El Fiscal General de Texas, Ken Paxton, reafirmó el derecho de Texas a crear un mapa que represente los intereses republicanos, describiéndolo como un “mapa grande y hermoso”. Insistió en que el mapa refleja el clima político del estado y representa una victoria para los conservadores contra lo que llamó “juicios falsos” de los opositores.

El gobernador Greg Abbott expresó su satisfacción al declarar que Texas es ahora “oficial y legalmente más roja”. Por otra parte, los funcionarios demócratas criticaron la decisión, y el presidente del Comité Nacional Demócrata calificó la validación de mapas de redistribución de distritos “amañados” como moral y legalmente indefendible. Afirmó que el fallo sirvió a los intereses de Trump al proteger a los republicanos de la responsabilidad electoral.

Los jueces de distrito Brown y Guaderrama sugirieron anteriormente que el plan de redistribución de distritos podría diluir el poder de voto de los votantes negros y latinos, un tema muy discutido en un fallo reciente de la Corte Suprema. Los comentarios del juez Jerry Smith, que formó parte del panel de apelaciones, condenaron la opinión mayoritaria del tribunal inferior como “mala conducta judicial catastrófica”, lo que generó el desacuerdo de quienes argumentaron que el mapa afectaría negativamente la representación de las minorías.

El mapa recientemente adoptado cambió significativamente el panorama de representación, reduciendo el número de distritos de la coalición (donde ningún grupo minoritario tiene la mayoría) de nueve a cinco. Los críticos argumentan que el nuevo mapa muestra ligeros aumentos en los distritos de mayoría hispana y negra, lo que deja la composición de la población peligrosamente equilibrada y favorece a los votantes blancos a la hora de determinar los resultados electorales.

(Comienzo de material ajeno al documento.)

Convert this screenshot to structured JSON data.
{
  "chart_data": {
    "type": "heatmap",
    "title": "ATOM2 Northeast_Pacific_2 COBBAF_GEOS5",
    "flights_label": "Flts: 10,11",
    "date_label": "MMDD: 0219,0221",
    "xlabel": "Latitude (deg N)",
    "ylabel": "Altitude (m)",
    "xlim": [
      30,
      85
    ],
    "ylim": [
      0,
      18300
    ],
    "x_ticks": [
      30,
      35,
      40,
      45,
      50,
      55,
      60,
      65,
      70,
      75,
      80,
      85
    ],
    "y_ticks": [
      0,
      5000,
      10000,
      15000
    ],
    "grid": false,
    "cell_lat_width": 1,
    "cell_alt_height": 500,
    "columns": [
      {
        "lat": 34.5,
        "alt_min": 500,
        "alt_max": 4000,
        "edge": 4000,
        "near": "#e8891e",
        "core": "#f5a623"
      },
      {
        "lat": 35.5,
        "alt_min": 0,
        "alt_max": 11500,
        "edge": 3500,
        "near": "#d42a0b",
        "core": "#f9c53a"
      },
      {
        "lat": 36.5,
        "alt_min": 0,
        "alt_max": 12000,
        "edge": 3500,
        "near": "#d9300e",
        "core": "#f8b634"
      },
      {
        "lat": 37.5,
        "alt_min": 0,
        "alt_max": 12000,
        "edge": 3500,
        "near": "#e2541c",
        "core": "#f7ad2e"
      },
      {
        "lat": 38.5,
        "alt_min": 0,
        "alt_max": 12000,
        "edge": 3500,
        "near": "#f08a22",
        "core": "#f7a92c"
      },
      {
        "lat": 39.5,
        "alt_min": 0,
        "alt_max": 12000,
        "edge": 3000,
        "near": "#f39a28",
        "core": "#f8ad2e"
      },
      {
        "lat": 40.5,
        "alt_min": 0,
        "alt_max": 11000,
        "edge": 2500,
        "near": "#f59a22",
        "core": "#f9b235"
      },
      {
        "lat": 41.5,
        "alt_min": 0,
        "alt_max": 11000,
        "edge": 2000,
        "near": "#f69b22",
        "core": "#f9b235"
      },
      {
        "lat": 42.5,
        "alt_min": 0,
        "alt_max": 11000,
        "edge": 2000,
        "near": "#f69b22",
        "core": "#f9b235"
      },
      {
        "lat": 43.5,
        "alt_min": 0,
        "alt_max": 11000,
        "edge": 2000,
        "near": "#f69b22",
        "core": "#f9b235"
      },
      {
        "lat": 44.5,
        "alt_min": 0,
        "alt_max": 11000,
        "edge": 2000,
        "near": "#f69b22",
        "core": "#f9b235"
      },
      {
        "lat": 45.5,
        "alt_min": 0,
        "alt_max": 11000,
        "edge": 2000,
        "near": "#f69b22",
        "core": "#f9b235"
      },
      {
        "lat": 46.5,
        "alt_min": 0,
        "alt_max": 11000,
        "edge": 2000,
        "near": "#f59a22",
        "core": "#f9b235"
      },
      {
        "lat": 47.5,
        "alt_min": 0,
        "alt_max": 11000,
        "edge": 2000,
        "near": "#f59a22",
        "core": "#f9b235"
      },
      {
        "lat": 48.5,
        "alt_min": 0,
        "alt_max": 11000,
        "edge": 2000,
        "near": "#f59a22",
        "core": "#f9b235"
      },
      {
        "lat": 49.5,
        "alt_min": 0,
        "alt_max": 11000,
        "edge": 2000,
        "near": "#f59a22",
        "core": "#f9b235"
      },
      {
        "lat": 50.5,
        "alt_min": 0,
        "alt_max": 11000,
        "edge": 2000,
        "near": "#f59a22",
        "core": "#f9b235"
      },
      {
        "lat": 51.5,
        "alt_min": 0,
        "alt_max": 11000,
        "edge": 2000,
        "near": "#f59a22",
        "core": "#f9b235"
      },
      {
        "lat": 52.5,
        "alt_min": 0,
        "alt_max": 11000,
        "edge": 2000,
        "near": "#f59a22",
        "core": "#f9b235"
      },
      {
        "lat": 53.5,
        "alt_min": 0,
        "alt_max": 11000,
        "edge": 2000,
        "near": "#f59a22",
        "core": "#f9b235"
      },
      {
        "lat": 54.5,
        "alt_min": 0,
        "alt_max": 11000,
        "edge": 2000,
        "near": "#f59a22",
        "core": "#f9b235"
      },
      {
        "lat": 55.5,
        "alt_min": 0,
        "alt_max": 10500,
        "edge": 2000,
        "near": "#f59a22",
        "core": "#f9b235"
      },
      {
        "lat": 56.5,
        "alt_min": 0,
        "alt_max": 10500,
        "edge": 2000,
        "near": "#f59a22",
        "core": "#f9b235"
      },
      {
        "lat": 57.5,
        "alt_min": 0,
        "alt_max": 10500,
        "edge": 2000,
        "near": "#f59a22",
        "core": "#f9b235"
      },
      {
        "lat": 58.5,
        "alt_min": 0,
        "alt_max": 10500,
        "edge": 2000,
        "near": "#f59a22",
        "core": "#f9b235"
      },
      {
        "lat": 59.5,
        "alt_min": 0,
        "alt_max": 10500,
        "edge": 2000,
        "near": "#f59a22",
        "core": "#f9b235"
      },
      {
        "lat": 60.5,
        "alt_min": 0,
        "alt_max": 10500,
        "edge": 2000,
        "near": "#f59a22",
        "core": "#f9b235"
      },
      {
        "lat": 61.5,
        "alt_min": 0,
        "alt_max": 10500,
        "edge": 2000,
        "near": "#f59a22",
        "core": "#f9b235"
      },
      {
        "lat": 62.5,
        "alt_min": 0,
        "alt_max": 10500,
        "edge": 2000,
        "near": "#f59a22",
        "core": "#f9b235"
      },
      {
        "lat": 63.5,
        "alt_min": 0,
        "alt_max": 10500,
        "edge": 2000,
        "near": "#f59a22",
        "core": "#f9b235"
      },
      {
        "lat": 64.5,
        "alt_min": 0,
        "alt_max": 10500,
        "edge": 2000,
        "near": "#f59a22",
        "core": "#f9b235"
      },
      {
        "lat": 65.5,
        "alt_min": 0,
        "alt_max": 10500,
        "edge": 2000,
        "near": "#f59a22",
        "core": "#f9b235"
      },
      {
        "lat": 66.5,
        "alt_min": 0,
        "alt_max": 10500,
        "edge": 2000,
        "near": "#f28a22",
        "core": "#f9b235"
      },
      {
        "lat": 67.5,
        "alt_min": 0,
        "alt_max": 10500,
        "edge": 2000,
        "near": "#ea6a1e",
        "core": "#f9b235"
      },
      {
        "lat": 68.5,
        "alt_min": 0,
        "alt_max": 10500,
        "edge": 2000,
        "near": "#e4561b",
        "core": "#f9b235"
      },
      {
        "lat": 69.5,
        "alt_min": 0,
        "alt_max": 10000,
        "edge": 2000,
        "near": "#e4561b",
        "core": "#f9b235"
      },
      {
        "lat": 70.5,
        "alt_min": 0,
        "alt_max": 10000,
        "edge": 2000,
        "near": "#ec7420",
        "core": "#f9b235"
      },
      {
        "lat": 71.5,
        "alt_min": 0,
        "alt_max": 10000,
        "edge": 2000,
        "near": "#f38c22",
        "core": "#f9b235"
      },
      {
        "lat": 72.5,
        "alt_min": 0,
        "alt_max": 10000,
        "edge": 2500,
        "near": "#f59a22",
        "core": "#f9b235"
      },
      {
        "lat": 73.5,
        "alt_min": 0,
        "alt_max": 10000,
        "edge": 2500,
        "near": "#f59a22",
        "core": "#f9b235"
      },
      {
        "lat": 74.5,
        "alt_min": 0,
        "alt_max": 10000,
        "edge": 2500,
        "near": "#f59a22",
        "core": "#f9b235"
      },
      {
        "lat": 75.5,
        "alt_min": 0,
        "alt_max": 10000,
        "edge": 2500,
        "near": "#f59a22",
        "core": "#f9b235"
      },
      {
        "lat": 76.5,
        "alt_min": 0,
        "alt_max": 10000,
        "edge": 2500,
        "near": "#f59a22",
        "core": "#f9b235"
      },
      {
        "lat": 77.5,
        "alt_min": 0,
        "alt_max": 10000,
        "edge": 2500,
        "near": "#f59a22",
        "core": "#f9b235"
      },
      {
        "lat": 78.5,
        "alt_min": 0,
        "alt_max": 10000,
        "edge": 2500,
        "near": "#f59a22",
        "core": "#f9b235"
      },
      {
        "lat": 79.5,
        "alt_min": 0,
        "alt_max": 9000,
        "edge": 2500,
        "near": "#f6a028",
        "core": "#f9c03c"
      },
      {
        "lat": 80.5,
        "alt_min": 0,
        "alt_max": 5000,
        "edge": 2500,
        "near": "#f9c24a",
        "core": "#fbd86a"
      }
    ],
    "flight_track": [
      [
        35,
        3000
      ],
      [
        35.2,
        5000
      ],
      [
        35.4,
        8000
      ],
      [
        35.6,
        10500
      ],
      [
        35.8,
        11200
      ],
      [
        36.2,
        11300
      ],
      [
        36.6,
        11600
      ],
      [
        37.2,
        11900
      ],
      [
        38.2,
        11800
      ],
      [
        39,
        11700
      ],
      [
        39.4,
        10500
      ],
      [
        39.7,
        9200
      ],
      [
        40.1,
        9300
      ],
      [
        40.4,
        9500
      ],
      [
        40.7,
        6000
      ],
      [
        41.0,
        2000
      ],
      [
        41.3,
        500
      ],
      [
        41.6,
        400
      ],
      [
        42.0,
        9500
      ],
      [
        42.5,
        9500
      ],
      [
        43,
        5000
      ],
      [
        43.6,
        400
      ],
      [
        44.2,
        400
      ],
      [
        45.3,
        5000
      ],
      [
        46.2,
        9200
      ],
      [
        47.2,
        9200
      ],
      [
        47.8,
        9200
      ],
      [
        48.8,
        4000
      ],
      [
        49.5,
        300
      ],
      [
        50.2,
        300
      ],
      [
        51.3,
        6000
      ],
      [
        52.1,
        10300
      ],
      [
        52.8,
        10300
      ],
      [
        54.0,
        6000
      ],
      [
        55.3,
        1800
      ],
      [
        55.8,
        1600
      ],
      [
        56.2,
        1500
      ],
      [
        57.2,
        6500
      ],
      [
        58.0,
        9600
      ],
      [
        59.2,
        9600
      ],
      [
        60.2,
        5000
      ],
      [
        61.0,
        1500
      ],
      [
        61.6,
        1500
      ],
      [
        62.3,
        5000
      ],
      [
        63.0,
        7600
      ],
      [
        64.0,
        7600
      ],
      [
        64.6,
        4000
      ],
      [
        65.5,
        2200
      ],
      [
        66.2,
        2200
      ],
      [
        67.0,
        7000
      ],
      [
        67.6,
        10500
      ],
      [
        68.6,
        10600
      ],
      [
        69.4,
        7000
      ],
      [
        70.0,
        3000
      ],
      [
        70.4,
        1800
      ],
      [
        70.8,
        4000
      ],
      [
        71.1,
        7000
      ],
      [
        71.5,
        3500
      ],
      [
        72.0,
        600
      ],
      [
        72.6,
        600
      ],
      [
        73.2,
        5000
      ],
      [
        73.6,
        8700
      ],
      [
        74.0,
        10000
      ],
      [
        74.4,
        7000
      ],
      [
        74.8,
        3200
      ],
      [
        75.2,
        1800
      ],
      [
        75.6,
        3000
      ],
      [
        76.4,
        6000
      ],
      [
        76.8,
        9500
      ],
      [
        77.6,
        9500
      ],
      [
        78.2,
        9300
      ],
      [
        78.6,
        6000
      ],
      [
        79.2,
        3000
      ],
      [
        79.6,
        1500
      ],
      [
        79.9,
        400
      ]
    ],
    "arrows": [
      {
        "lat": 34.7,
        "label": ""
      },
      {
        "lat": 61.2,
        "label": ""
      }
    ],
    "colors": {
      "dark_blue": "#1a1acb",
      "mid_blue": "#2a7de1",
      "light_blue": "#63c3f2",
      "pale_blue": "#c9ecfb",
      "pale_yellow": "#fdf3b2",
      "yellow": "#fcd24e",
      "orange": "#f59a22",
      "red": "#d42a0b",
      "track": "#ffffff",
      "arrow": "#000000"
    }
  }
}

Las ramificaciones de la decisión se extienden más allá de Texas y analizan cómo podrían desarrollarse casos similares en otros estados. La Corte Suprema está revisando simultáneamente un caso en Luisiana que podría tener implicaciones para los distritos electorales basados ​​en la raza según la Ley de Derecho al Voto. El panorama de la política electoral estadounidense se encuentra en una coyuntura crítica, y las continuas consecuencias de las estrategias de redistribución de distritos probablemente moldearán el panorama político en los años venideros.